Penalizing people for their disabilities, and labeling them as “frigid” (as vaginismus sufferers are often called) instead of showing respect and compassion for their condition (caused by anything from physical factors to anxiety disorders and posttraumatic stress) is messed up. Just because I can’t fulfill your limited idea of what sex is, that doesn’t mean I’m less sexual nor do I owe you anything. But that didn’t always feel so clear to me.

In the past, I’ve had partners that put me down and even assaulted me as a result of my inability to have vaginal sex. And at the time, I felt I deserved the mistreatment. I didn’t know why my body wasn’t working to meet the standards of these straight men I was sleeping with.
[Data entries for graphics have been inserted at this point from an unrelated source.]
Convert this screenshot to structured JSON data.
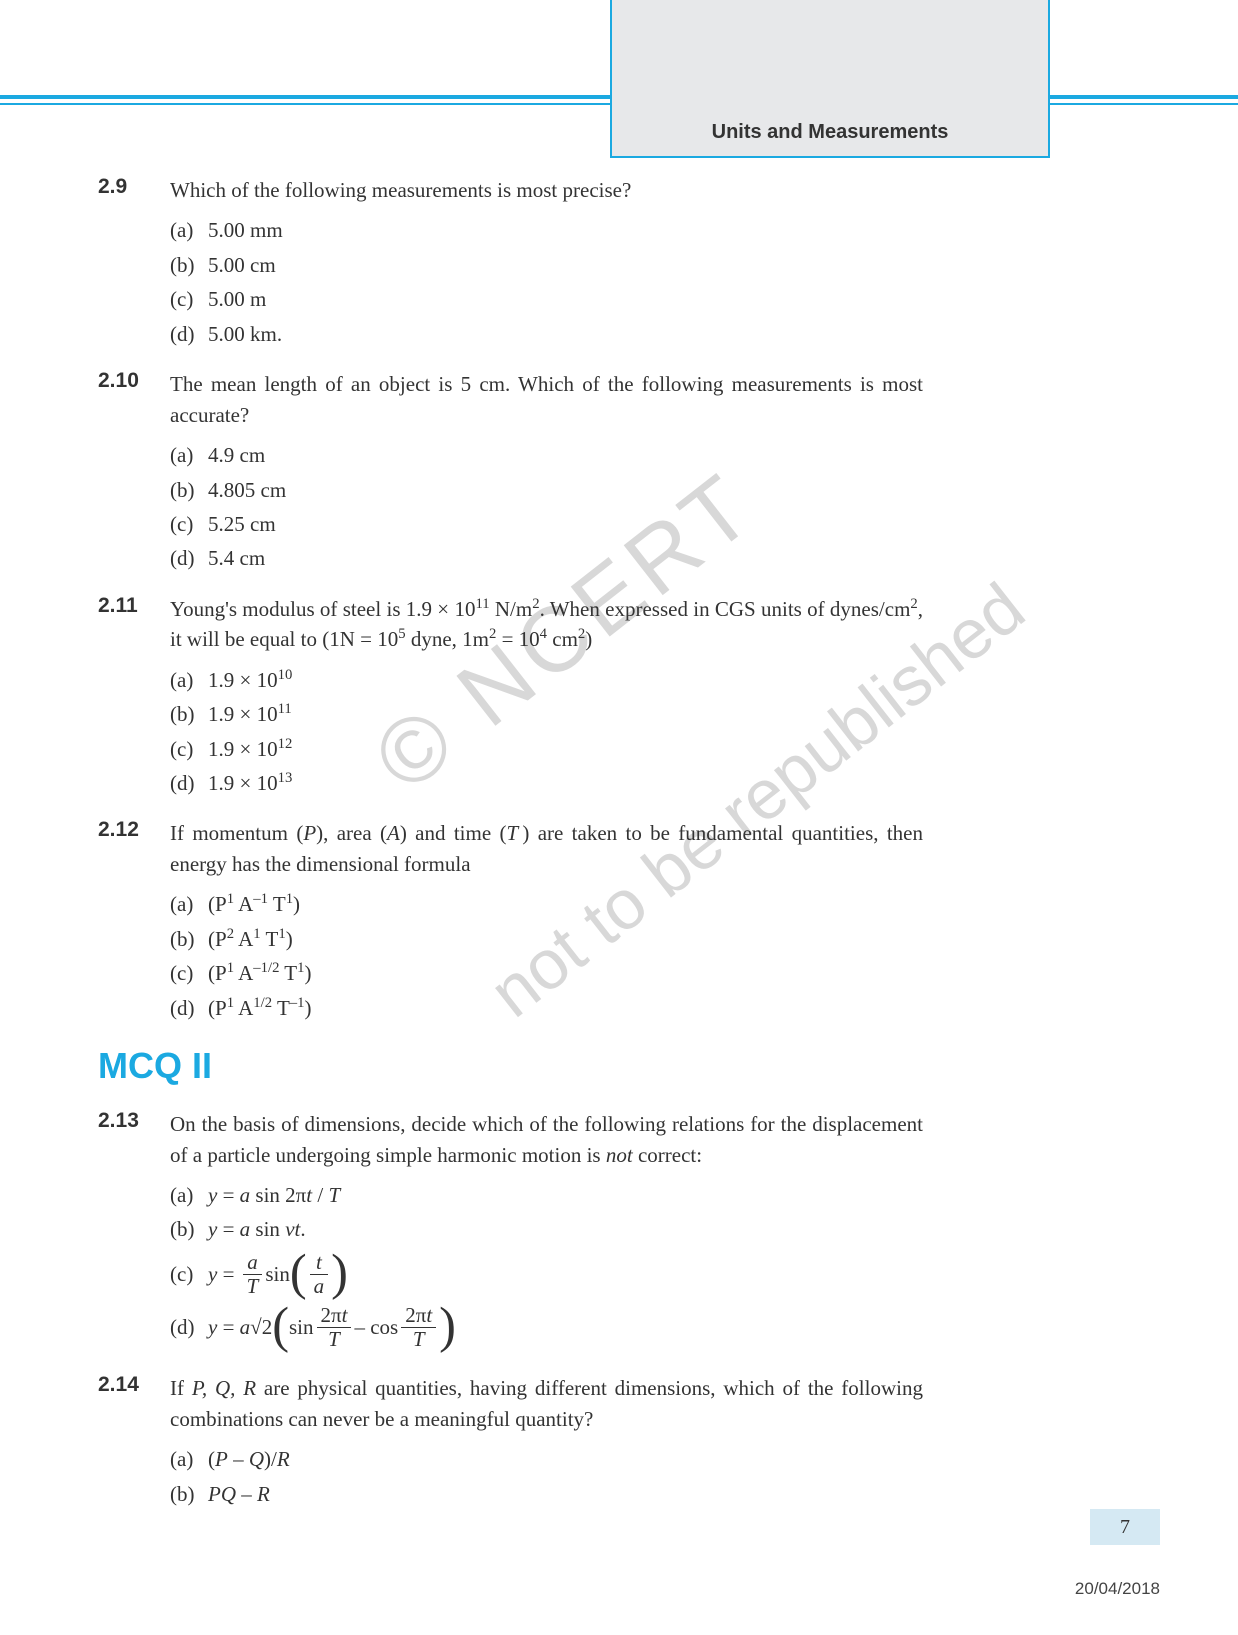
{
  "header": {
    "chapter_title": "Units and Measurements"
  },
  "colors": {
    "accent": "#1ba9e1",
    "tab_bg": "#e7e8ea",
    "watermark": "#d8d8d8",
    "pagenum_bg": "#d5e9f3",
    "text": "#333333"
  },
  "questions": [
    {
      "num": "2.9",
      "text": "Which of the following measurements is most precise?",
      "options": [
        {
          "l": "(a)",
          "v": "5.00 mm"
        },
        {
          "l": "(b)",
          "v": "5.00 cm"
        },
        {
          "l": "(c)",
          "v": "5.00 m"
        },
        {
          "l": "(d)",
          "v": "5.00 km."
        }
      ]
    },
    {
      "num": "2.10",
      "text": "The mean length of an object is 5 cm. Which of the following measurements is most accurate?",
      "options": [
        {
          "l": "(a)",
          "v": "4.9 cm"
        },
        {
          "l": "(b)",
          "v": "4.805 cm"
        },
        {
          "l": "(c)",
          "v": "5.25 cm"
        },
        {
          "l": "(d)",
          "v": "5.4 cm"
        }
      ]
    },
    {
      "num": "2.11",
      "text_html": "Young's modulus of steel is 1.9 × 10<sup>11</sup> N/m<sup>2</sup>. When expressed in CGS units of dynes/cm<sup>2</sup>, it will be equal to (1N = 10<sup>5</sup> dyne, 1m<sup>2</sup> = 10<sup>4</sup> cm<sup>2</sup>)",
      "options_html": [
        {
          "l": "(a)",
          "v": "1.9 × 10<sup>10</sup>"
        },
        {
          "l": "(b)",
          "v": "1.9 × 10<sup>11</sup>"
        },
        {
          "l": "(c)",
          "v": "1.9 × 10<sup>12</sup>"
        },
        {
          "l": "(d)",
          "v": "1.9 × 10<sup>13</sup>"
        }
      ]
    },
    {
      "num": "2.12",
      "text_html": "If momentum (<span class='ital'>P</span>), area (<span class='ital'>A</span>) and time (<span class='ital'>T</span>&thinsp;) are taken to be fundamental quantities, then energy has the dimensional formula",
      "options_html": [
        {
          "l": "(a)",
          "v": "(P<sup>1</sup> A<sup>–1</sup> T<sup>1</sup>)"
        },
        {
          "l": "(b)",
          "v": "(P<sup>2</sup> A<sup>1</sup> T<sup>1</sup>)"
        },
        {
          "l": "(c)",
          "v": "(P<sup>1</sup> A<sup>–1/2</sup> T<sup>1</sup>)"
        },
        {
          "l": "(d)",
          "v": "(P<sup>1</sup> A<sup>1/2</sup> T<sup>–1</sup>)"
        }
      ]
    }
  ],
  "section2_title": "MCQ II",
  "questions2": [
    {
      "num": "2.13",
      "text_html": "On the basis of dimensions, decide which of the following relations for the displacement of a particle undergoing simple harmonic motion is <span class='ital'>not</span> correct:",
      "options_eq": [
        {
          "l": "(a)",
          "lhs": "y =",
          "rhs_html": "<span class='ital'>a</span> sin 2π<span class='ital'>t</span> / <span class='ital'>T</span>"
        },
        {
          "l": "(b)",
          "lhs": "y =",
          "rhs_html": "<span class='ital'>a</span> sin <span class='ital'>vt</span>."
        },
        {
          "l": "(c)",
          "lhs": "y =",
          "rhs_frac1": {
            "num": "<span class='ital'>a</span>",
            "den": "<span class='ital'>T</span>"
          },
          "mid": " sin",
          "rhs_paren_frac": {
            "num": "<span class='ital'>t</span>",
            "den": "<span class='ital'>a</span>"
          }
        },
        {
          "l": "(d)",
          "lhs": "y =",
          "pre": "<span class='ital'>a</span>√2",
          "paren_inner_html": "sin <span class='frac'><span class='num'>2π<span class='ital'>t</span></span><span class='den'><span class='ital'>T</span></span></span> – cos <span class='frac'><span class='num'>2π<span class='ital'>t</span></span><span class='den'><span class='ital'>T</span></span></span>"
        }
      ]
    },
    {
      "num": "2.14",
      "text_html": "If <span class='ital'>P, Q, R</span> are physical quantities, having different dimensions, which of the following combinations can never be a meaningful quantity?",
      "options_html": [
        {
          "l": "(a)",
          "v": "(<span class='ital'>P</span> – <span class='ital'>Q</span>)/<span class='ital'>R</span>"
        },
        {
          "l": "(b)",
          "v": "<span class='ital'>PQ</span> – <span class='ital'>R</span>"
        }
      ]
    }
  ],
  "watermarks": {
    "wm1": "© NCERT",
    "wm2": "not to be republished"
  },
  "footer": {
    "page_number": "7",
    "date": "20/04/2018"
  }
}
Oftentimes, and in my own experience, gynos will attribute the tightness from vaginismus to sexual inexperience and nerves. In a Mic article from December about the condition, 29-year-old vaginismus sufferer Marla described her own experience after talking to her doctor about it for the first time.

“She was no help at all. I told her that sex was very painful and I didn’t think I would be able to have a pap smear. She told me that sex was supposed to feel nice, and that I should try to relax. That was it. That was all there was to it. That really put me off,” she told Mic.

My vagina tenses up because I have vaginismus, not because I don’t want to have sex. After all, I have the highest sex drive compared to most people I know. But at the time, I didn’t understand how I could be my oral-sex-loving and spanking-enthusiast self, while also being the virginal and naive person the boys I slept with saw. However, my current partner (a sex posi queer and super sensitive cutie) helped me let go of the latter idea, a self that was constructed by heteronormative society that was just simply untrue. Based on their lack of questioning and subtle implications, I never felt pressured into having penetrative sex with them. “I never prioritized vaginal sex,” my partner Skylar tells me. “In fact, I don’t generally prioritize sex in a relationship. Which is not to say that I don’t love it — I do. But the most important thing to me in a relationship is getting to know the person I’m with.”